Partitioned and non-partitioned topics
Apache Pulsar supports both partitioned and non-partitioned topics. For lower performance use cases, you can use a non-partitioned topic to keep things simple. But if you have a high-performance use case where you need to process a high volume of data on a single topic, you can use a partitioned topic to take advantage of parallelism in the processing. You can seamlessly add partitions as performance requirements grow.
Like Kafka, Pulsar is able to guarantee message order if you publish your message with keys. Pulsar will assign messages with the same key to the same partition, guaranteeing order for messages sent to that key.
Persistent and non-persistent messages
Persistent messages are sent to Apache BookKeeper for storage on disk. These messages are guaranteed to be delivered at-least-once regardless of the failure of the network, application, or even Pulsar itself.
However, there are some cases where this level of guaranteed delivery is not required. At-most-once delivery is sufficient. For those cases, Apache Pulsar supports non-persistent messages. Non-persistent messages are not stored to disk, reducing resource requirements while still delivering high throughput and low latency.
Sometimes, only the latest instance of a piece of data is of interest. You don’t care about all the historical values — just the latest value. If that’s the case, you can use a Pulsar compacted topic to store only the latest value on a particular key in a topic.
All data is published to a compacted topic. But Pulsar will periodically remove the old values for a key, leaving only the latest. Compacted topics prevent the topic from growing indefinitely and gives you quick access to the latest values on a topic.
Pulsar has a wide variety of client libraries that are maintained by the core project: Java, Python, C++, Golang, Node.js, and C#. And if you don’t want to use a Pulsar client library at all, Pulsar includes a WebSockets proxy.
There are many other clients being developed by the community, such as Scala and Rust. And if you prefer to use HTTP to send and receive Pulsar messages, you can use Pulsar Beam.

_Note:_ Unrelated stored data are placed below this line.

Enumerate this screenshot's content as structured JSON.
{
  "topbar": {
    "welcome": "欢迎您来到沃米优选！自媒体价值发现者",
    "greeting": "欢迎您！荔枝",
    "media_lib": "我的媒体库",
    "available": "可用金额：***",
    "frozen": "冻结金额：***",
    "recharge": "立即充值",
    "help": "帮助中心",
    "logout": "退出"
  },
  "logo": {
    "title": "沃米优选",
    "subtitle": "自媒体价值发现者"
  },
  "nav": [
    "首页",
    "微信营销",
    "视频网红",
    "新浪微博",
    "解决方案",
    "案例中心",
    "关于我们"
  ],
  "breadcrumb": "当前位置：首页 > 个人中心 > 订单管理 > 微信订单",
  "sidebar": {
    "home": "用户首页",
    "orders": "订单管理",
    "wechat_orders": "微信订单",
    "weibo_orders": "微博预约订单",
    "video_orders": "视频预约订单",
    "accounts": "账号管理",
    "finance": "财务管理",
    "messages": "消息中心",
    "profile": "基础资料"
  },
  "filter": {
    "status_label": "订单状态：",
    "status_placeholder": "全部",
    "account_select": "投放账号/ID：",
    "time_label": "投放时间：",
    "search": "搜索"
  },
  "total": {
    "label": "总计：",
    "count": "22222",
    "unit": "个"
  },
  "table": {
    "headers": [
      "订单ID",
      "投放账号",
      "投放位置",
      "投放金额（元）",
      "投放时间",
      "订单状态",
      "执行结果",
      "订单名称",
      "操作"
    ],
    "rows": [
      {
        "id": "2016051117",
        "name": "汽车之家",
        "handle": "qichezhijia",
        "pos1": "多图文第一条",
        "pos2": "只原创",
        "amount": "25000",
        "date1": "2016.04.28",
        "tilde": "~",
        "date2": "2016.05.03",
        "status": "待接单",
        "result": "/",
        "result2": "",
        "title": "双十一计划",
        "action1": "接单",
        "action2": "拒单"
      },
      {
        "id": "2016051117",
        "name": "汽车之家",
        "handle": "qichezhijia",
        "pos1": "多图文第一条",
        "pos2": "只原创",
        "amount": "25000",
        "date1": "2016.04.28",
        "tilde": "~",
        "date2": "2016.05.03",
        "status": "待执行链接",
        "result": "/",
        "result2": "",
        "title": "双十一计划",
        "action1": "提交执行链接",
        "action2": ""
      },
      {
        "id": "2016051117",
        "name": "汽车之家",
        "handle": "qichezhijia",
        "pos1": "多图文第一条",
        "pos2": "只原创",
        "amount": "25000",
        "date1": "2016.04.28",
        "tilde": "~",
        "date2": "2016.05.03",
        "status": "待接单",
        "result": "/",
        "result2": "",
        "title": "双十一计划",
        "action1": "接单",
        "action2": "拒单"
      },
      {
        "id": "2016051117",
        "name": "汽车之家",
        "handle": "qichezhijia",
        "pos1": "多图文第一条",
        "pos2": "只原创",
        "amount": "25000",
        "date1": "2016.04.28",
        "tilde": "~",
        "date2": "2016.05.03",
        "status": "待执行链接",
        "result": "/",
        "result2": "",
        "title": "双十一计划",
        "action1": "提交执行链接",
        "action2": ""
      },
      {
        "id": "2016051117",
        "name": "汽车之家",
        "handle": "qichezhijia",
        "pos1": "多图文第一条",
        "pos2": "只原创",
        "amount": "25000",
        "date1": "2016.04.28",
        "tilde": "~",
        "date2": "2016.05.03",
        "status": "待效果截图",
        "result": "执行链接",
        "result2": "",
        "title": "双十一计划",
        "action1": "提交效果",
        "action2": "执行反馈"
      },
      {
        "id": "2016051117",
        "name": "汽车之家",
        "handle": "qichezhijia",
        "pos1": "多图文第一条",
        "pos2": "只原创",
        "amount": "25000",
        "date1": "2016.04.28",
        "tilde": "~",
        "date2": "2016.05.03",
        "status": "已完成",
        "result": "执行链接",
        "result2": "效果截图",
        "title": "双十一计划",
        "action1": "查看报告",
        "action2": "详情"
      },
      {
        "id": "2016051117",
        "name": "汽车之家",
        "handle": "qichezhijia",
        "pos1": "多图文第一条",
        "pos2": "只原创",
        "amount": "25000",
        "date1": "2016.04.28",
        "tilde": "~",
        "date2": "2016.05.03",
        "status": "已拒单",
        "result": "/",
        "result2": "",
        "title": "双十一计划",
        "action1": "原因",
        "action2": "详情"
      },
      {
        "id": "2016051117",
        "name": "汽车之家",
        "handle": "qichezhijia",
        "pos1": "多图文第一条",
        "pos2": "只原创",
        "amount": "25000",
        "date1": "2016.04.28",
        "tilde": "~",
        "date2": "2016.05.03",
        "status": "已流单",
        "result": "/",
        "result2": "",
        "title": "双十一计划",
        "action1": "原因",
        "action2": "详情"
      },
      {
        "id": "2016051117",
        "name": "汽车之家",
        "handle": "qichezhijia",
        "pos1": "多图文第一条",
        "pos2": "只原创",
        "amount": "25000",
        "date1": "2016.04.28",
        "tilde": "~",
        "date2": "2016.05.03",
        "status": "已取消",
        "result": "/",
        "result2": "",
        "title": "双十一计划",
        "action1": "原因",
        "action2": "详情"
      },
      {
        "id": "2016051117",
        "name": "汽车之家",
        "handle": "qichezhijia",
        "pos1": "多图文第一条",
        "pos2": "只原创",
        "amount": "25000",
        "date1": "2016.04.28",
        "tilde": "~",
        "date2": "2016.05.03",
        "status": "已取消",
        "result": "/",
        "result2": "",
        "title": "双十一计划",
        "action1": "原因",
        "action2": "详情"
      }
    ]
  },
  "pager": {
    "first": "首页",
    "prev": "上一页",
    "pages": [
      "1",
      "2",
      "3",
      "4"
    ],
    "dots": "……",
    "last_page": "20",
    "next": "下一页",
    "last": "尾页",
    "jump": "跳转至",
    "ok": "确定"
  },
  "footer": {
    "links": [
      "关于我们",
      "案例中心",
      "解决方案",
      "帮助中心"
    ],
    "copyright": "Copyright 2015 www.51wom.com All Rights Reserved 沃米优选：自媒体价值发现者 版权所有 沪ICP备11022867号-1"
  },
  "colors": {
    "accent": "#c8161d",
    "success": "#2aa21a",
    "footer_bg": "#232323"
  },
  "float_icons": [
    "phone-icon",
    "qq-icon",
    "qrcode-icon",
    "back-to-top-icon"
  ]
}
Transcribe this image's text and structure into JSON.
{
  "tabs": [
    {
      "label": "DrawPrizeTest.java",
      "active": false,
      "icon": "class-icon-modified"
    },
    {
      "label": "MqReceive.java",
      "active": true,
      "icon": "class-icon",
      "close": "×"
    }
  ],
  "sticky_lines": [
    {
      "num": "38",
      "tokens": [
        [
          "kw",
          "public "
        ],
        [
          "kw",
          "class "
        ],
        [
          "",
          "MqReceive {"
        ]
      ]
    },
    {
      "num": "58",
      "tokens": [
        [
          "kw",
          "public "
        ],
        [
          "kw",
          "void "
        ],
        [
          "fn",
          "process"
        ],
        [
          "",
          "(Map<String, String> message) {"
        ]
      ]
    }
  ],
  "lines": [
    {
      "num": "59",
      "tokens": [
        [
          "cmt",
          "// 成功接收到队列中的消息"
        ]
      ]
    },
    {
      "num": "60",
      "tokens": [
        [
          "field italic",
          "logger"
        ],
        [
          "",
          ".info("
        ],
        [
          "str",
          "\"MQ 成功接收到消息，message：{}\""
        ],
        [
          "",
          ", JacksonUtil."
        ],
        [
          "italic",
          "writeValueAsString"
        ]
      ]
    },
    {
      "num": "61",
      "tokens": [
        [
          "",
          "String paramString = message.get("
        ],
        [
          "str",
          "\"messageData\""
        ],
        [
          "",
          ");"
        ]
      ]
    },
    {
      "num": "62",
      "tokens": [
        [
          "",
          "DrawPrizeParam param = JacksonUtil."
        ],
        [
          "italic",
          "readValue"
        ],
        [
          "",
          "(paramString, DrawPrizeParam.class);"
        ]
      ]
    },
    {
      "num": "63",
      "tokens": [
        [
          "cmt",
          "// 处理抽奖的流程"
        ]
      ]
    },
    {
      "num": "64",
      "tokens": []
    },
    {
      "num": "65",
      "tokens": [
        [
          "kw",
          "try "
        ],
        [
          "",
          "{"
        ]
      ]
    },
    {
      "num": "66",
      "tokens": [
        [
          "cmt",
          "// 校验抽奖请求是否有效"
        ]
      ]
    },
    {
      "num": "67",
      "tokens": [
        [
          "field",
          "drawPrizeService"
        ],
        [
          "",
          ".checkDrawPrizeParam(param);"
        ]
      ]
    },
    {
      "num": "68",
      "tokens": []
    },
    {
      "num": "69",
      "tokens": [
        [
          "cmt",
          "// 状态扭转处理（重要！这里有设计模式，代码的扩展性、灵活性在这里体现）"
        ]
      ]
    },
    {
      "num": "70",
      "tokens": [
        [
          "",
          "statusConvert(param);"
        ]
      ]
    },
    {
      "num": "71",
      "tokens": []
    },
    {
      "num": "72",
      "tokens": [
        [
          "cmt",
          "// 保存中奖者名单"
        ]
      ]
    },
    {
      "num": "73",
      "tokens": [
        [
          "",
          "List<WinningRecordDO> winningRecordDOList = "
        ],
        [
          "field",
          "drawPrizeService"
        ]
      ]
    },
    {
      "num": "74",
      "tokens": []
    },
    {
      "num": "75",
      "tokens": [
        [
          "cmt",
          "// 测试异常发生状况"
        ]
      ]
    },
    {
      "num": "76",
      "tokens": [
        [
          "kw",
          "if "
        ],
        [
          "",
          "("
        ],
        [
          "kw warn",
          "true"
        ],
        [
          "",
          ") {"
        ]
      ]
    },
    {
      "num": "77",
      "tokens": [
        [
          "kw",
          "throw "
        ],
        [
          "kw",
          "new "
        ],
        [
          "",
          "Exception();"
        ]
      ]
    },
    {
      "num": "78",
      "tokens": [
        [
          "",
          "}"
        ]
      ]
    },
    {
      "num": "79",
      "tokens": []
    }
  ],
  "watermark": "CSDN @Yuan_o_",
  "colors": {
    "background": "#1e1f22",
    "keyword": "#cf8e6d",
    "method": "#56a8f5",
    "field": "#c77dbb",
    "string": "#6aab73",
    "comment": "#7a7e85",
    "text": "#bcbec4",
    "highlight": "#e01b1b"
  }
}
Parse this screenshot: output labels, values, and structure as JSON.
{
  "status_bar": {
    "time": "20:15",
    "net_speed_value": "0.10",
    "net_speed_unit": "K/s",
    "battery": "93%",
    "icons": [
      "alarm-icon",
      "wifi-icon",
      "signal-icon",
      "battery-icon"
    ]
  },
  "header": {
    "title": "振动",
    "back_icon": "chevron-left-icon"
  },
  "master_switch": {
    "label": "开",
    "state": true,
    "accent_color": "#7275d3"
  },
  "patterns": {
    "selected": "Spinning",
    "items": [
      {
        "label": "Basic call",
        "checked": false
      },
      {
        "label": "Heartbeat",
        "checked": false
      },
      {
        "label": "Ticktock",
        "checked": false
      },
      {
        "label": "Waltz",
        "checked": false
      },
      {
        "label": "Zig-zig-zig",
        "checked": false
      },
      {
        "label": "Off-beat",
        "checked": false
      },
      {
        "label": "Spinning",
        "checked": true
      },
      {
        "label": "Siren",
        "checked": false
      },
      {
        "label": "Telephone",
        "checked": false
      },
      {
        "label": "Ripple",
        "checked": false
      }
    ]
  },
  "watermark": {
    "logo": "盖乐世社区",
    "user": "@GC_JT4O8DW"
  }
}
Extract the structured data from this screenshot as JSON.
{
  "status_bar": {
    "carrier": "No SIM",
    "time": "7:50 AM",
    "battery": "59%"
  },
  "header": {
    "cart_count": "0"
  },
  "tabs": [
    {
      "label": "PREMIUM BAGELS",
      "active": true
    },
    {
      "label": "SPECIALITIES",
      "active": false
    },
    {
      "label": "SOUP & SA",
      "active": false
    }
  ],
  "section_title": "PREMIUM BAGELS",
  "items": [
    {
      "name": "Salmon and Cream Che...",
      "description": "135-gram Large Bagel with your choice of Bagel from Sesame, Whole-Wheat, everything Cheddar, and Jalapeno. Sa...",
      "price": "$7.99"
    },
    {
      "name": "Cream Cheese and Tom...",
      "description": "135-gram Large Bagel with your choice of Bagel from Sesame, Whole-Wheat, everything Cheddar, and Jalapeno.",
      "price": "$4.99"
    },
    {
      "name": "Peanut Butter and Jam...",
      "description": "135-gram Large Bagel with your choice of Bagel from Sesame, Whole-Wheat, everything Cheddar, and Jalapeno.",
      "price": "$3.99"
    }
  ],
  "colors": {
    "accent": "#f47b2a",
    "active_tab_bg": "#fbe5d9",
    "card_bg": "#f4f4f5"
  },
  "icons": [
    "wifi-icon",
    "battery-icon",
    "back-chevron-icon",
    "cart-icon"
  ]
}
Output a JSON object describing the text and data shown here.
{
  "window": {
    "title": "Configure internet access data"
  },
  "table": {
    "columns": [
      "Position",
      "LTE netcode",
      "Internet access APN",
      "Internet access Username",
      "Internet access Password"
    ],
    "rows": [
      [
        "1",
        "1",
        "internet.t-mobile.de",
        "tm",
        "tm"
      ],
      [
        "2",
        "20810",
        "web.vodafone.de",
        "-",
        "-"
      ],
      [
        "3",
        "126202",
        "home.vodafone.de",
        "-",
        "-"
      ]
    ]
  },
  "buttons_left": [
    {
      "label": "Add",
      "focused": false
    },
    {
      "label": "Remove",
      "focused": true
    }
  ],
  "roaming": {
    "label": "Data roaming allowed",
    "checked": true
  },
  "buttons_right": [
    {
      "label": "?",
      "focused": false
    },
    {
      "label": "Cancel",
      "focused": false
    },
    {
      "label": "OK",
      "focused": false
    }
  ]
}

Apache Pulsar combines the best features of a traditional messaging system like RabbitMQ with those of a pub-sub system like Kafka. You get the best of both worlds in a high performance, cloud-native package. It’s not a surprise that Pulsar has been increasing in popularity since it became an Apache open source project. And given its advantages, it will likely continue to gain in popularity in the years to come.
(Editor's note: DataStax acquired Kesque in January 2021.)